CHRISTIAN XAROPINHO: Treino sem kimono direto e estudo posições de Jiu-Jitsu o tempo todo, com o objetivo de melhorar meu jogo tanto com como sem kimono. Para o Pan Sem Kimono, treinei de tudo. Afiei as quedas, passagens de guarda e guarda, para lapidar minhas defesas e ataques. Lutar sem o tradicional paletó complica para controlar as pegadas, então é preciso estar rápido, certinho no tempo de cada posição.

Que analise você faz da sua categoria, o peso meio-pesado?

Na faixa-preta, hoje, todo mundo é duro. Quem tiver a melhor estratégia deve sair com a vitória. A tática é procurar imprimir meu jogo e não me preocupar tanto com o jogo do adversário, pois só assim vou atacar e permanecer atento o tempo inteiro. Estar um passo à frente do oponente é o importante.

Qual é a filosofia que norteia sua forma de lutar?

Entendo que no Jiu-Jitsu é preciso estar lutando a todo segundo. Cometer qualquer erro pode significar a derrota naquele exato momento. O Roger Gracie é o maior exemplo disso: por várias vezes eu vi que ele estava perdendo por pontos, mas bastava seu adversário cometer um erro para ele finalizar.

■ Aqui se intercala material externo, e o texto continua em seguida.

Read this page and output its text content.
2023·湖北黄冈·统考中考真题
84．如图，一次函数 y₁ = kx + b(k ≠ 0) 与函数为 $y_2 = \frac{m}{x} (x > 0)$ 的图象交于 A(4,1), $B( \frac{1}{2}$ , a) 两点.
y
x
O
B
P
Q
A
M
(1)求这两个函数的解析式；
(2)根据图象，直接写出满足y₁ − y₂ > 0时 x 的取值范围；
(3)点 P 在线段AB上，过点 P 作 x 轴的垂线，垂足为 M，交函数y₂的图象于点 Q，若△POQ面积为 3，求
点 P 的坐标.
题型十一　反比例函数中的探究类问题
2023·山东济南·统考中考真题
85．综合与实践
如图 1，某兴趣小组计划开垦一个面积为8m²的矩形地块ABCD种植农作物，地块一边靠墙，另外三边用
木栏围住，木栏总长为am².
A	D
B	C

Outro ponto que trabalho na minha mente é uma frase que um amigo me disse, que nunca vou esquecer: “Mais vale a lágrima da derrota do que a vergonha de não ter lutado”.

Qual seria sua dica para nosso leitor melhorar a parte de quedas?

Quando eu era faixa-azul, meu professor Carlos Gracie Jr. pediu para eu treinar judô e wrestling durante as férias no colégio. Ele sabia que se eu incorporasse mais estas peças no meu Jiu-Jitsu, eu teria mais opções no meu jogo. Com isso melhorei não só como lutador, mas também como professor. A dica é esta, sempre procure aprender, pois esta é a maior arma do lutador de Jiu-Jitsu. Essas duas modalidades me deram boa base por cima e aprendi a derrubar com confiança.